LINEの個人情報管理の不備に関する一連の問題で、朝日新聞社は3月24日付朝刊の記事内に「この問題についてメール(=カッコ内メールアドレス=)に情報をお寄せください」と掲載。さらに、同社の記者はTwitterで、このメールアドレスについて「不祥事を暴くための『目安箱』」と紹介した。
不祥事の広報対応を担う企業広報にとっても他人事ではない「目安箱」の設置。その危険性と、企業広報が気を付けるべき点は。企業の内部通報制度に詳しい森原憲司弁護士が解説する。
不祥事の広報対応を担う企業広報にとっても他人事ではない「目安箱」の設置。その危険性と、企業広報が気を付けるべき点は。企業の内部通報制度に詳しい森原憲司弁護士が解説する。
【謹告】朝日新聞社はLINE社の不祥事を暴くための「目安箱」を24日付の朝刊で告知します!LINEおよび関係会社のみなさま、日本の情報行政を改善するための情報提供をお待ちしております!みなさまのご支援こそが我々の糧です!どんな情報でもかまいません。お待ちしております!
これは、同紙記者のTwitterアカウントから発信された投稿である。
このような内部告発の呼びかけは、企業広報にとって他人事ではない。これまでにも、『日経ビジネス』による東芝の不正会計問題報道など、企業内不祥事を暴くための呼びかけはなされてきたが、今回のようにSNSで呼びかける事例も増えてくるかもしれない。
企業内には「内部通報受付窓口」がある
多くの企業には「内部通報受付窓口」が設置されている。その目的は、内部通報によって、早期に企業内の問題を発見し、自浄作用により自ら問題を克服することにある。

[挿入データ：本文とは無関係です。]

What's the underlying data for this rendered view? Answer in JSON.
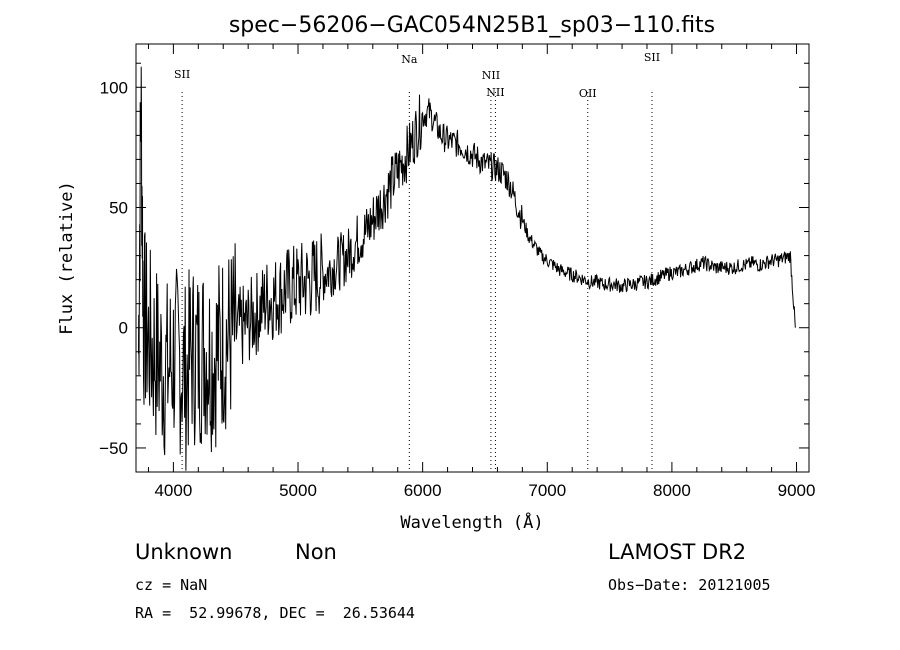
{
  "chart_data": {
    "type": "line",
    "title": "spec−56206−GAC054N25B1_sp03−110.fits",
    "xlabel": "Wavelength (Å)",
    "ylabel": "Flux (relative)",
    "xlim": [
      3700,
      9100
    ],
    "ylim": [
      -60,
      118
    ],
    "xticks": [
      4000,
      5000,
      6000,
      7000,
      8000,
      9000
    ],
    "xtick_labels": [
      "4000",
      "5000",
      "6000",
      "7000",
      "8000",
      "9000"
    ],
    "yticks": [
      -50,
      0,
      50,
      100
    ],
    "ytick_labels": [
      "−50",
      "0",
      "50",
      "100"
    ],
    "grid": false,
    "emission_lines": [
      {
        "name": "SII",
        "wavelength": 4070
      },
      {
        "name": "Na",
        "wavelength": 5893
      },
      {
        "name": "NII",
        "wavelength": 6548
      },
      {
        "name": "NII",
        "wavelength": 6584
      },
      {
        "name": "OII",
        "wavelength": 7325
      },
      {
        "name": "SII",
        "wavelength": 7840
      }
    ],
    "series": [
      {
        "x": [
          3720,
          3740,
          3760,
          3800,
          3850,
          3900,
          3950,
          4000,
          4050,
          4100,
          4150,
          4200,
          4250,
          4300,
          4350,
          4400,
          4450,
          4500,
          4550,
          4600,
          4650,
          4700,
          4750,
          4800,
          4850,
          4900,
          4950,
          5000,
          5050,
          5100,
          5150,
          5200,
          5250,
          5300,
          5350,
          5400,
          5450,
          5500,
          5550,
          5600,
          5650,
          5700,
          5750,
          5800,
          5850,
          5900,
          5950,
          6000,
          6050,
          6100,
          6150,
          6200,
          6250,
          6300,
          6350,
          6400,
          6450,
          6500,
          6550,
          6600,
          6650,
          6700,
          6750,
          6800,
          6850,
          6900,
          6950,
          7000,
          7050,
          7100,
          7150,
          7200,
          7250,
          7300,
          7350,
          7400,
          7450,
          7500,
          7550,
          7600,
          7650,
          7700,
          7750,
          7800,
          7850,
          7900,
          7950,
          8000,
          8050,
          8100,
          8150,
          8200,
          8250,
          8300,
          8350,
          8400,
          8450,
          8500,
          8550,
          8600,
          8650,
          8700,
          8750,
          8800,
          8850,
          8900,
          8950,
          8990
        ],
        "y": [
          -10,
          95,
          5,
          -5,
          -10,
          -15,
          -18,
          -12,
          -14,
          -20,
          -10,
          -12,
          -8,
          -12,
          -10,
          -5,
          -4,
          -2,
          0,
          2,
          5,
          8,
          12,
          12,
          14,
          16,
          17,
          18,
          19,
          20,
          22,
          22,
          24,
          26,
          28,
          30,
          34,
          38,
          40,
          45,
          50,
          55,
          60,
          65,
          70,
          75,
          82,
          88,
          90,
          85,
          80,
          78,
          77,
          76,
          74,
          72,
          70,
          68,
          67,
          66,
          64,
          60,
          52,
          45,
          38,
          34,
          30,
          28,
          26,
          24,
          23,
          22,
          21,
          20,
          19,
          19,
          18,
          18,
          18,
          17,
          18,
          18,
          19,
          19,
          20,
          21,
          22,
          23,
          23,
          24,
          25,
          26,
          27,
          26,
          25,
          25,
          25,
          25,
          26,
          26,
          27,
          26,
          27,
          28,
          28,
          29,
          30,
          0
        ]
      }
    ]
  },
  "footer": {
    "object_class": "Unknown",
    "subclass": "Non",
    "survey": "LAMOST DR2",
    "redshift": "cz = NaN",
    "obs_date": "Obs−Date: 20121005",
    "coords": "RA =  52.99678, DEC =  26.53644"
  }
}
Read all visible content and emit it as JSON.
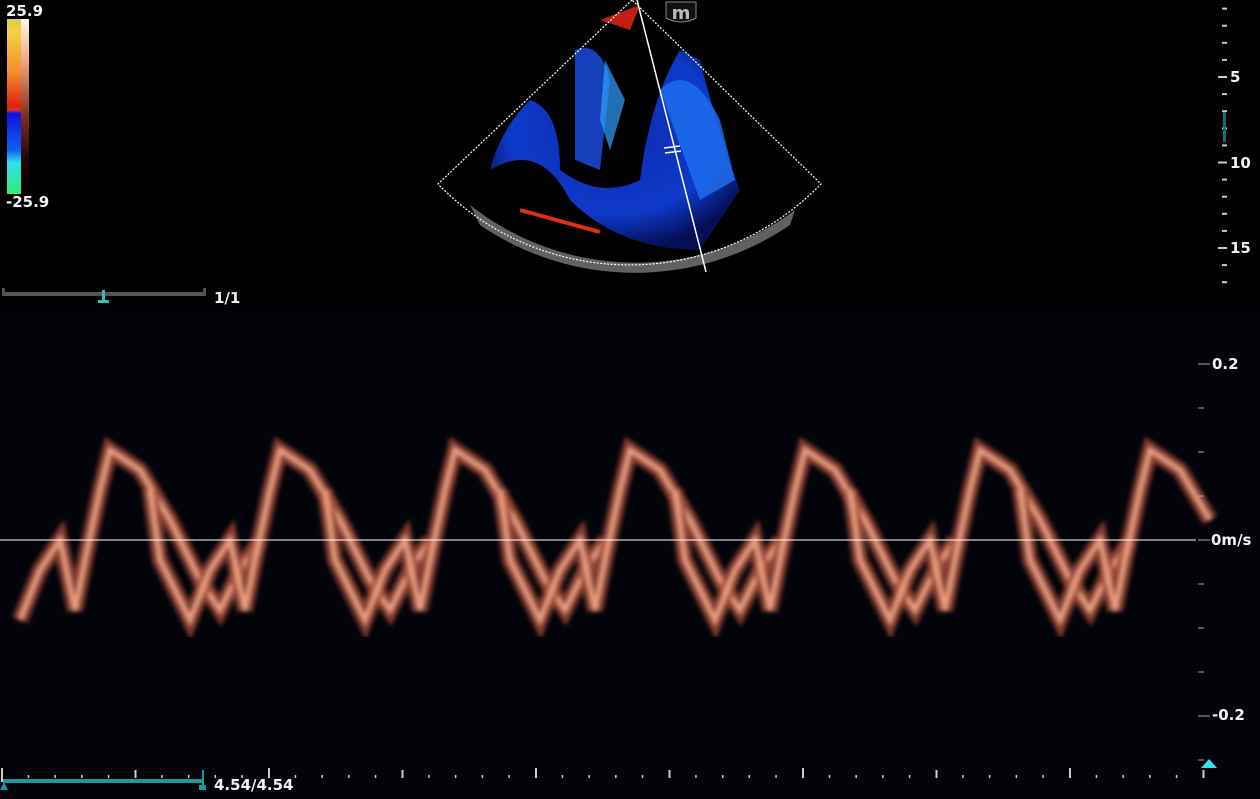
{
  "color_bar": {
    "max_label": "25.9",
    "min_label": "-25.9"
  },
  "logo": {
    "text": "m"
  },
  "depth_scale": {
    "labels": [
      "5",
      "10",
      "15"
    ],
    "values_cm": [
      5,
      10,
      15
    ]
  },
  "cine_top": {
    "label": "1/1"
  },
  "velocity_scale": {
    "labels": [
      "0.2",
      "0m/s",
      "-0.2"
    ],
    "values": [
      0.2,
      0,
      -0.2
    ]
  },
  "cine_bottom": {
    "label": "4.54/4.54",
    "progress": 1.0
  },
  "colors": {
    "accent": "#1a9a9a",
    "marker": "#2fe6f0",
    "trace": "#f08a70"
  }
}
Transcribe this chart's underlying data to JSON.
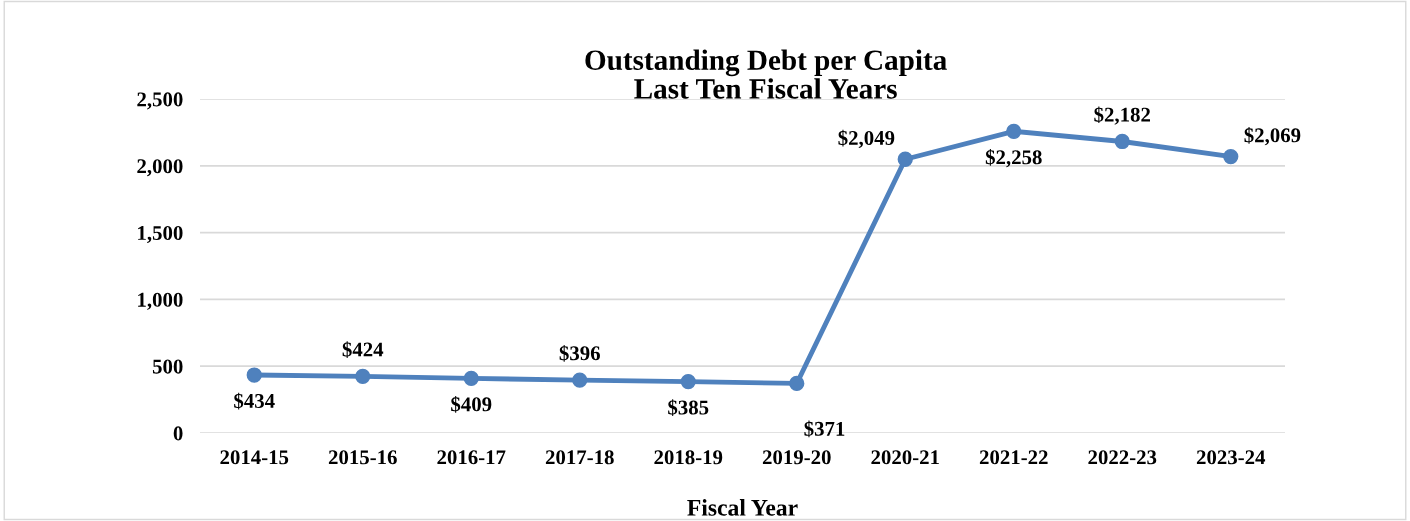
{
  "chart_data": {
    "type": "line",
    "title": "Outstanding Debt per Capita\nLast Ten Fiscal Years",
    "xlabel": "Fiscal Year",
    "categories": [
      "2014-15",
      "2015-16",
      "2016-17",
      "2017-18",
      "2018-19",
      "2019-20",
      "2020-21",
      "2021-22",
      "2022-23",
      "2023-24"
    ],
    "series": [
      {
        "color": "#4f81bd",
        "values": [
          434,
          424,
          409,
          396,
          385,
          371,
          2049,
          2258,
          2182,
          2069
        ],
        "value_labels": [
          "$434",
          "$424",
          "$409",
          "$396",
          "$385",
          "$371",
          "$2,049",
          "$2,258",
          "$2,182",
          "$2,069"
        ]
      }
    ],
    "ylim": [
      0,
      2500
    ],
    "yticks": [
      0,
      {
        "value": 500,
        "label": "500"
      },
      {
        "value": 1000,
        "label": "1,000"
      },
      {
        "value": 1500,
        "label": "1,500"
      },
      {
        "value": 2000,
        "label": "2,000"
      },
      {
        "value": 2500,
        "label": "2,500"
      }
    ],
    "grid": "y",
    "marker": "circle",
    "line_style": "solid",
    "legend": false
  }
}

今回記者が情報提供を呼び掛けた「目安箱」は、不祥事を暴くことを目的とするものである。該当企業の顧客にとっては、企業が自浄作用により問題を是正しようが、マス・メディアによる外圧で問題が是正されようが、顧客が迷惑を受けるような状況がなくなればそれで足りるのであり、さしたる問題ではない。
しかし、企業にとってみれば、マス・メディアという外部者の圧を受けてようやく問題を是正できる企業と顧客に映るのか、自ら問題を発見して是正できる企業と顧客に映るのかはとても重要な問題である。
「目安箱」にはどう対応する?
「弊社にLINEの内部告発が相次いでおります」と先の記者はTwitterに書き込んでいる。